Estas emoções adormecidas renascem sob o sol do deserto onde se filma uma história de época, que remete a outras culpas, ao passado colonial espanhol, no Saara Ocidental, e permeiam as filmagens de uma forma que também explicita os desafios do próprio cinema, um artesanato duro e extenuante. Por isso, o filme se torna cada vez mais rico em suas camadas, desenvolvendo em paralelo esse estranhamento entre pai e filha e o processo intrinsecamente coletivo do fazer cinematográfico.
Javier Bardem mostra-se no auge de sua forma, na melhor interpretação masculina do festival até aqui, encarnando um personagem contraditório com tantas nuances que o tornam terrivelmente humano - um primor de atuação.
Jovem e alcoólatra
Adèle Exarchopoulos, que protagonizou Azul é a Cor Mais Quente, Palma de Ouro em 2013, encabeça o elenco de Garance, o drama da diretora francesa Jeanne Henry que focaliza a peculiaridade de uma jovem atriz às voltas com o alcoolismo.
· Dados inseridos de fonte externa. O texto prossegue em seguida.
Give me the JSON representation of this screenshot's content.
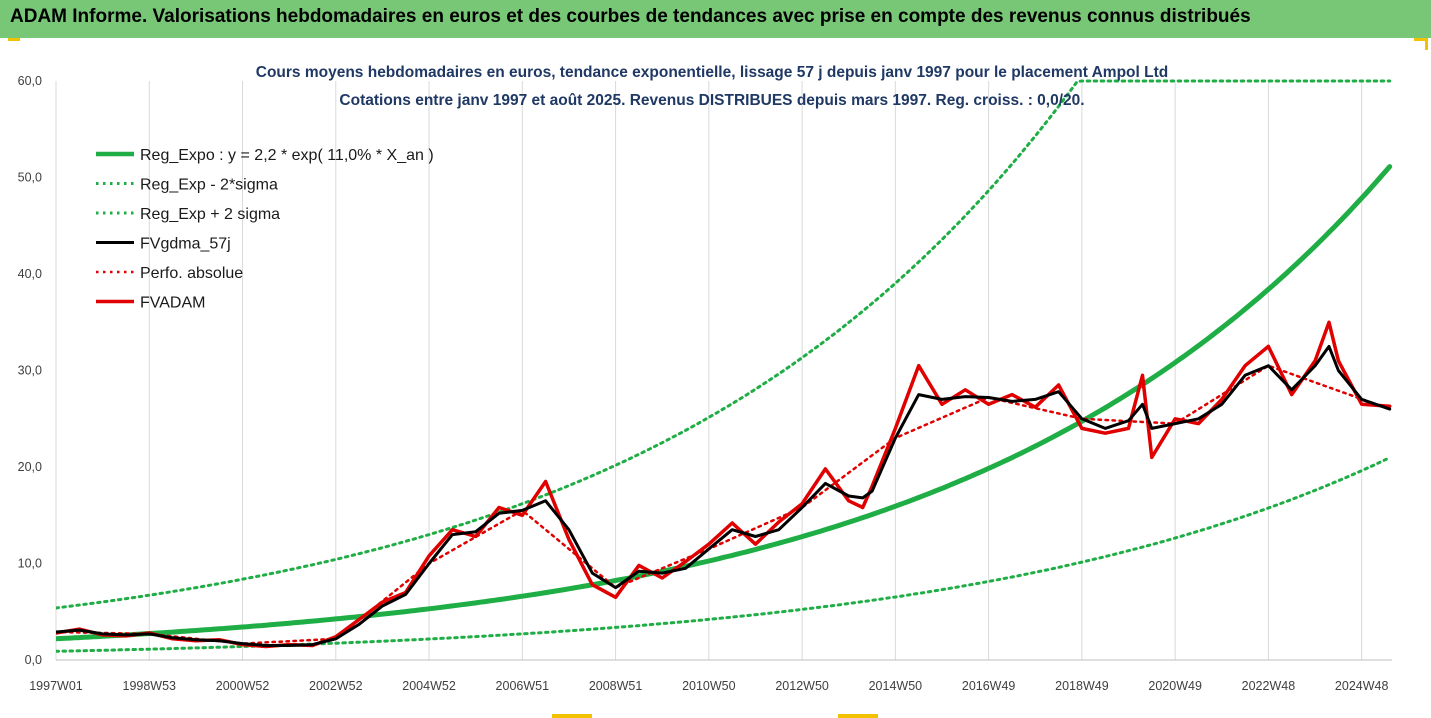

Se o tema não é novo, é evidente a intenção da diretora e roteirista de conduzir sua personagem de modo diferente de outros filmes sobre o tema. E isto lhe concede algum frescor ao apresentar a trajetória desta Garance que se lança à vida com muita garra, procurando atuar, ao mesmo tempo que não consegue dissociar-se de um alto consumo de álcool, que lhe permite desafogar uma energia enorme, mas numa rota com um traço de autodestruição.
Uma qualidade do filme é nunca procurar julgar sua personagem, nem ser moralista, sem deixar de assinalar o risco das escolhas de Garance que, num determinado momento, encontra uma parceira na cenógrafa Pauline (Sara Giraudeau). Esta paixão e também a ligação de Garance com sua família, além dos amigos de balada, humanizam a moça, que Adèle conduz numa interpretação nuançada, nada caricatural.